Signée par Marie PAPART, juge de la mise en état et par Catherine DEHIER greffier auquel la minute de la décision a été remise par le magistrat signataire.
EXPOSE DU LITIGE :
La société GESPACE FRANCE est propriétaire de locaux destinés à accueillir des personnes âgées et dépendantes.
Le Centre Hospitalier Intercommunal-Hôpitaux du [45] (ci-après les « HOPITAUX DU [45] ») a consenti à la société GESPACE FRANCE un bail emphytéotique hospitalier de trente années à charge pour cette dernière de garantir à l’utilisateur, les HOPITAUX DU [45], la jouissance paisible desdits locaux.
La société GESPACE FRANCE, en sa qualité de maître d’ouvrage, a fait construire cet établissement.
Sont intervenus dans la réalisation des travaux :
— Monsieur [Y] [J], maître d’œuvre,
— [F] [R], sous-traitant de Monsieur [J], BET structure ;
— la société AT INGENIERIE sous-traitant de Monsieur [J], pour les installations électriques et Système de Sécurité Incendie (S.S.I.) ;
— la société AT INGENIERIE et GVC GILLES VANESSON BET Plomberie Ventilation Chauffage ;
— la société BACOTRA, pour le lot terrassements ; fondations – gros œuvre ; métallerie – serrurerie ; étanchéité ; revêtement et ossature bois
; menuiserie extérieure – vitrage ; cloison vitrée ; cloisons – doublage – plafond, plâtre ; menuiserie intérieure ; revêtement de sol souple et mural ; revêtement de sol dur et mur ; peinture – signalétique ; ascenseurs ; voiries – réseaux divers ; aménagement paysager ; aménagement mobilier ;
— la société AMEC SPIE SUD EST (désormais dénommée « SPIE SUD EST ») pour le lot électricité – courant fort / courant faible ; système de sécurité incendie (SSI) ;
— la société CRYSTAL, pour le lot chauffage par plancher réversible ; chauffage – rafraîchissement- ventilation ;
— la société BUREAU ALPES CONTROLES en qualité de contrôleur technique, pour la validation du bâtiment concernant sa solidité à froid et sa conformité aux normes parasismiques ;
— la société [I] [W], en sa qualité de sous-traitant de BA CO TRA au titre du gros œuvre ;
— la société DPO INGENIERIE, en sa qualité de sous-traitant de BA CO TRA pour les études structures et béton ;
— la société PRS, en sa qualité de sous-traitant de BA CO TRA au titre de la métallerie ;
— la société SAINT-GOBAIN GLASS SOLUTIONS NORD EST prise en la personne de la société TECHNIVERRE INDUSTRIES (WEHR), en sa qualité de sous-traitant de BA CO TRA, entrepreneur intervenu au titre des vantelles ;
— [U] [A], en sa qualité de sous-traitant de BA CO TRA, au titre des revêtements sols souples ;
— la société BUREAU ALPES CONTROLES, en sa qualité de contrôleur technique ;
— la société EQUATERRE, en sa qualité de géotechnicien ayant réalisé une mission géotechnique ;
— la société MCL, en sa qualité de société ayant réalisé les travaux réparatoires ;
— la société BUREAU D’ETUDES DIJONNAIS en sa qualité de bureau d’études ayant préconisé les travaux réparatoires.
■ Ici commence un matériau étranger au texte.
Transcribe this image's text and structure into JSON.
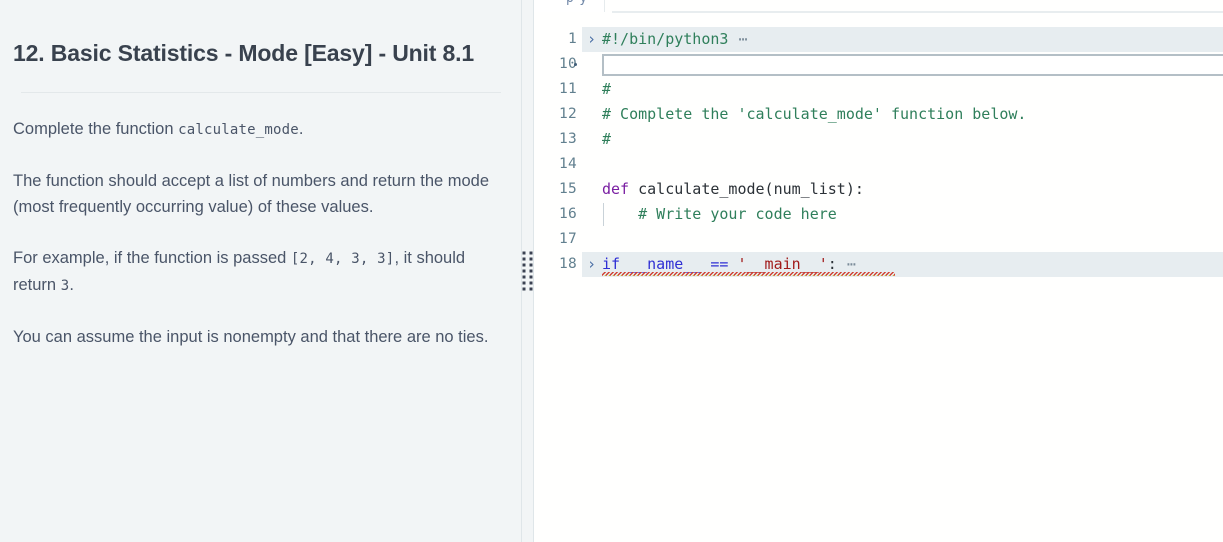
{
  "problem": {
    "title": "12. Basic Statistics - Mode [Easy] - Unit 8.1",
    "paragraphs": [
      {
        "segments": [
          {
            "type": "text",
            "value": "Complete the function "
          },
          {
            "type": "code",
            "value": "calculate_mode"
          },
          {
            "type": "text",
            "value": "."
          }
        ]
      },
      {
        "segments": [
          {
            "type": "text",
            "value": "The function should accept a list of numbers and return the mode (most frequently occurring value) of these values."
          }
        ]
      },
      {
        "segments": [
          {
            "type": "text",
            "value": "For example, if the function is passed "
          },
          {
            "type": "code",
            "value": "[2, 4, 3, 3]"
          },
          {
            "type": "text",
            "value": ", it should return "
          },
          {
            "type": "code",
            "value": "3"
          },
          {
            "type": "text",
            "value": "."
          }
        ]
      },
      {
        "segments": [
          {
            "type": "text",
            "value": "You can assume the input is nonempty and that there are no ties."
          }
        ]
      }
    ]
  },
  "splitter": {
    "label": "resize-handle",
    "dot_count": 14
  },
  "editor": {
    "tab_ghost_text": "py",
    "fold_chevron": "›",
    "fold_ellipsis": "⋯",
    "lines": [
      {
        "number": "1",
        "folded": true,
        "has_fold_marker": true,
        "tokens": [
          {
            "cls": "tok-comment",
            "text": "#!/bin/python3"
          },
          {
            "cls": "tok-ellipsis",
            "text": " ⋯"
          }
        ]
      },
      {
        "number": "10",
        "folded": false,
        "has_fold_marker": false,
        "widget": true,
        "tokens": []
      },
      {
        "number": "11",
        "folded": false,
        "has_fold_marker": false,
        "tokens": [
          {
            "cls": "tok-comment",
            "text": "#"
          }
        ]
      },
      {
        "number": "12",
        "folded": false,
        "has_fold_marker": false,
        "tokens": [
          {
            "cls": "tok-comment",
            "text": "# Complete the 'calculate_mode' function below."
          }
        ]
      },
      {
        "number": "13",
        "folded": false,
        "has_fold_marker": false,
        "tokens": [
          {
            "cls": "tok-comment",
            "text": "#"
          }
        ]
      },
      {
        "number": "14",
        "folded": false,
        "has_fold_marker": false,
        "tokens": []
      },
      {
        "number": "15",
        "folded": false,
        "has_fold_marker": false,
        "tokens": [
          {
            "cls": "tok-def",
            "text": "def"
          },
          {
            "cls": "tok-plain",
            "text": " calculate_mode(num_list):"
          }
        ]
      },
      {
        "number": "16",
        "folded": false,
        "has_fold_marker": false,
        "indent_guide": true,
        "tokens": [
          {
            "cls": "tok-comment",
            "text": "    # Write your code here"
          }
        ]
      },
      {
        "number": "17",
        "folded": false,
        "has_fold_marker": false,
        "tokens": []
      },
      {
        "number": "18",
        "folded": true,
        "has_fold_marker": true,
        "error": true,
        "tokens": [
          {
            "cls": "tok-keyword",
            "text": "if"
          },
          {
            "cls": "tok-plain",
            "text": " "
          },
          {
            "cls": "tok-keyword",
            "text": "__name__"
          },
          {
            "cls": "tok-plain",
            "text": " "
          },
          {
            "cls": "tok-op",
            "text": "=="
          },
          {
            "cls": "tok-plain",
            "text": " "
          },
          {
            "cls": "tok-string",
            "text": "'__main__'"
          },
          {
            "cls": "tok-plain",
            "text": ":"
          },
          {
            "cls": "tok-ellipsis",
            "text": " ⋯"
          }
        ]
      }
    ]
  }
}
Une assurance dommages-ouvrages a été souscrite auprès de la compagnie ALBINGIA.
La réception des travaux avec le maître d’œuvre est intervenue le 10 octobre 2007.
Au cours de l’année 2009, alors que l’ouvrage était en exploitation, les HOPITAUX DU [45] ont constaté l’apparition de désordres dont un certain nombre de fissures.
Les HOPITAUX DU [45] ont d’abord sollicité la désignation d’un expert aux fins de constater l’ensemble des désordres affectant l’EHPAD, puis aux fins notamment de déterminer la nature, l’origine et les causes des désordres.
Par ordonnance en date du 25 janvier 2011, le tribunal administratif de Grenoble a désigné Monsieur [Z] [K] en qualité d’expert judiciaire.
Monsieur [K] a déposé son rapport le 17 juin 2016 lequel conclut à l’existence notamment de « trois désordres principaux qui ont été relevés :
— les fissurations qui touchent la structure de la construction, donc à sa solidité,
— la chute des plaques de fibrastyrène au niveau -1 qui génère les mêmes conséquences,
— les vantelles des coursives qui rendent l’ouvrage impropre à sa destination ».
La société GESPACE FRANCE a assigné en 2017 devant la présente juridiction les intervenants à l’acte de construction ainsi que leurs assureurs afin d’obtenir leur condamnation in solidum à la réparation des désordres affectant l’EHPAD. Il s’agit de la présente instance.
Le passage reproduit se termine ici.